Talk 2: Improved complexity of proximal bundle methods and new insights on bundle management
Speaker: Andy Sun
Abstract: Proximal bundle method (PBA) is a fundamental and computationally effective algorithm for solving optimization problems with nonsmooth components. In this talk, we will first investigate a composite setting where one function is smooth and the other is piecewise linear. We present a novel complexity analysis of PBA and derive a O(\epsilon^{-0.8}) iteration complexity, improving upon the known O(\epsilon^{-2}) guarantee. Our analysis also sheds new light on bundle management strategies. Computation experiments on two-stage robust optimization and support vector machine demonstrate the effectiveness of the new insights.

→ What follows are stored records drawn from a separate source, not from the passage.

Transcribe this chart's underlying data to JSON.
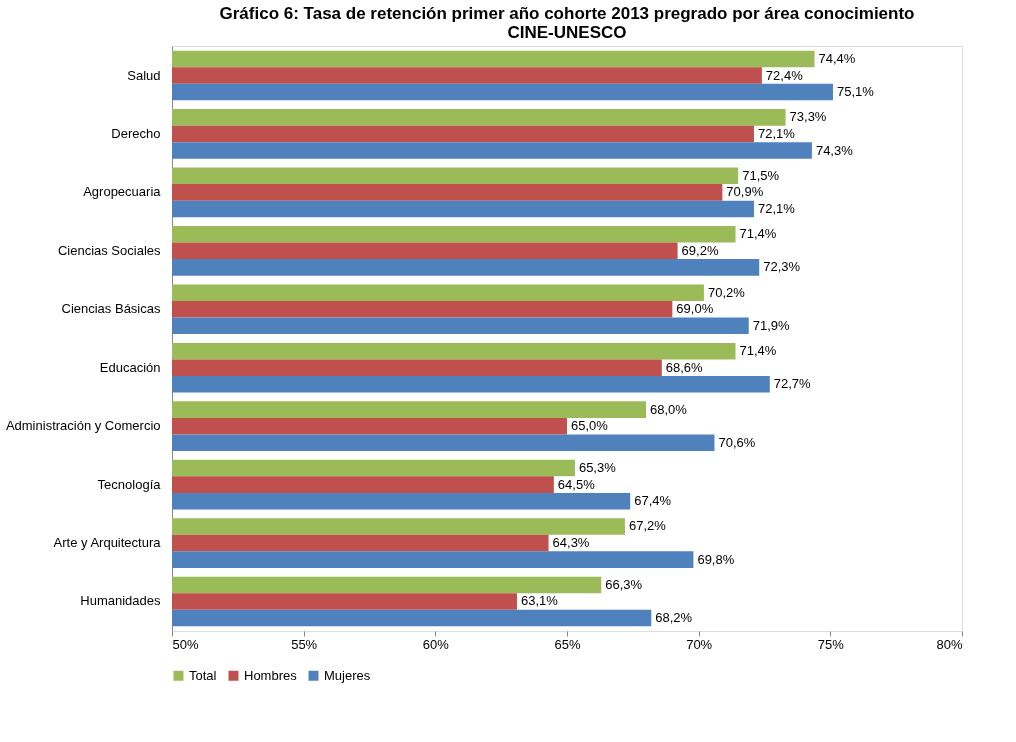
{
  "chart_data": {
    "type": "bar",
    "orientation": "horizontal",
    "title": "Gráfico 6: Tasa de retención primer año cohorte 2013 pregrado por área conocimiento\nCINE-UNESCO",
    "categories": [
      "Salud",
      "Derecho",
      "Agropecuaria",
      "Ciencias Sociales",
      "Ciencias Básicas",
      "Educación",
      "Administración y Comercio",
      "Tecnología",
      "Arte y Arquitectura",
      "Humanidades"
    ],
    "series": [
      {
        "name": "Total",
        "color": "#9bbb59",
        "values": [
          74.4,
          73.3,
          71.5,
          71.4,
          70.2,
          71.4,
          68.0,
          65.3,
          67.2,
          66.3
        ],
        "value_labels": [
          "74,4%",
          "73,3%",
          "71,5%",
          "71,4%",
          "70,2%",
          "71,4%",
          "68,0%",
          "65,3%",
          "67,2%",
          "66,3%"
        ]
      },
      {
        "name": "Hombres",
        "color": "#c0504d",
        "values": [
          72.4,
          72.1,
          70.9,
          69.2,
          69.0,
          68.6,
          65.0,
          64.5,
          64.3,
          63.1
        ],
        "value_labels": [
          "72,4%",
          "72,1%",
          "70,9%",
          "69,2%",
          "69,0%",
          "68,6%",
          "65,0%",
          "64,5%",
          "64,3%",
          "63,1%"
        ]
      },
      {
        "name": "Mujeres",
        "color": "#4f81bd",
        "values": [
          75.1,
          74.3,
          72.1,
          72.3,
          71.9,
          72.7,
          70.6,
          67.4,
          69.8,
          68.2
        ],
        "value_labels": [
          "75,1%",
          "74,3%",
          "72,1%",
          "72,3%",
          "71,9%",
          "72,7%",
          "70,6%",
          "67,4%",
          "69,8%",
          "68,2%"
        ]
      }
    ],
    "xlim": [
      50,
      80
    ],
    "xticks": [
      {
        "value": 50,
        "label": "50%"
      },
      {
        "value": 55,
        "label": "55%"
      },
      {
        "value": 60,
        "label": "60%"
      },
      {
        "value": 65,
        "label": "65%"
      },
      {
        "value": 70,
        "label": "70%"
      },
      {
        "value": 75,
        "label": "75%"
      },
      {
        "value": 80,
        "label": "80%"
      }
    ],
    "grid": false,
    "legend": "bottom"
  }
}
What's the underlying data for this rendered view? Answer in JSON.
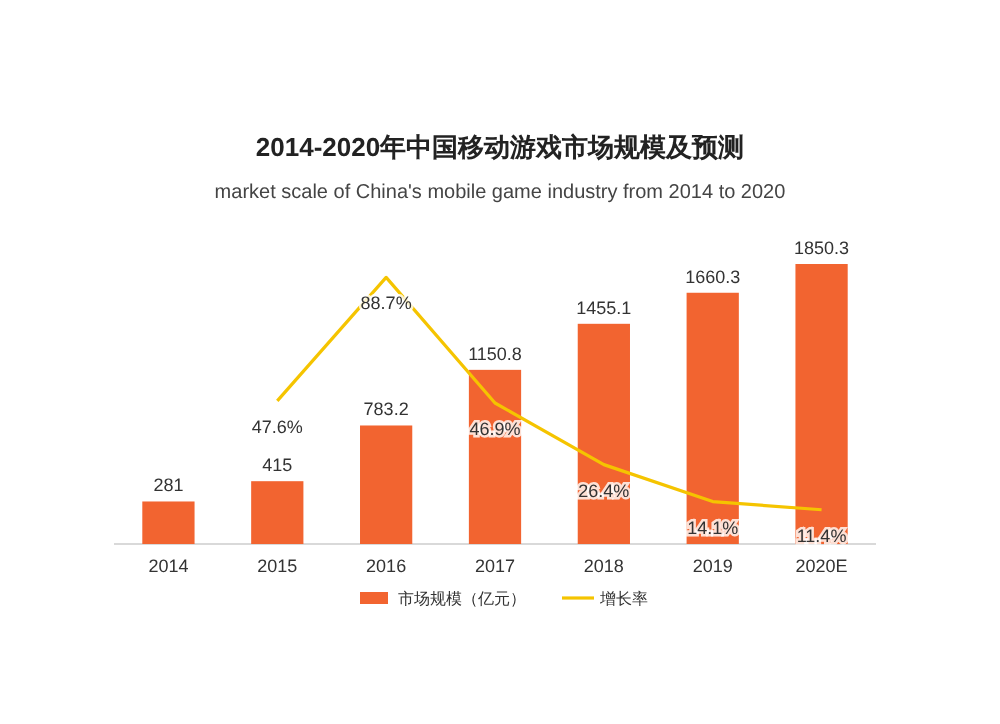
{
  "chart_data": {
    "type": "bar",
    "title": "2014-2020年中国移动游戏市场规模及预测",
    "subtitle": "market scale of China's mobile game industry from 2014 to 2020",
    "categories": [
      "2014",
      "2015",
      "2016",
      "2017",
      "2018",
      "2019",
      "2020E"
    ],
    "series": [
      {
        "name": "市场规模（亿元）",
        "color": "#f26430",
        "values": [
          281,
          415,
          783.2,
          1150.8,
          1455.1,
          1660.3,
          1850.3
        ],
        "value_labels": [
          "281",
          "415",
          "783.2",
          "1150.8",
          "1455.1",
          "1660.3",
          "1850.3"
        ]
      },
      {
        "name": "增长率",
        "type": "line",
        "axis": "y2",
        "color": "#f5c400",
        "marker": "none",
        "values": [
          null,
          47.6,
          88.7,
          46.9,
          26.4,
          14.1,
          11.4
        ],
        "value_labels": [
          null,
          "47.6%",
          "88.7%",
          "46.9%",
          "26.4%",
          "14.1%",
          "11.4%"
        ]
      }
    ],
    "legend": "bottom",
    "grid": false
  }
}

Talk 3: An Optimal Single-Loop Algorithm for Convex Finite-Sum Coupled Compositional Stochastic Optimization
Speaker: Tianbao Yang
Abstract: We will talk about a class of convex Finite-Sum Coupled Compositional Stochastic Optimization (cFCCO) problems with many applications, including group distributionally robust optimization (GDRO), learning with imbalanced data, reinforcement learning, and learning to rank. We will present an efficient single-loop primal-dual block-coordinate proximal algorithm, dubbed ALEXR. This algorithm leverages block-coordinate stochastic mirror ascent updates for the dual variable and stochastic proximal gradient descent updates for the primal variable. We establish the convergence rates of ALEXR in both convex and strongly convex cases under smoothness and non-smoothness conditions of involved functions, which not only improve the best rates in previous works on smooth cFCCO problems but also expand the realm of cFCCO for solving more challenging non-smooth problems such as the dual form of GDRO. Finally, we present lower complexity bounds to demonstrate that the convergence rates of ALEXR are optimal among first-order block-coordinate stochastic algorithms for the considered class of cFCCO problems.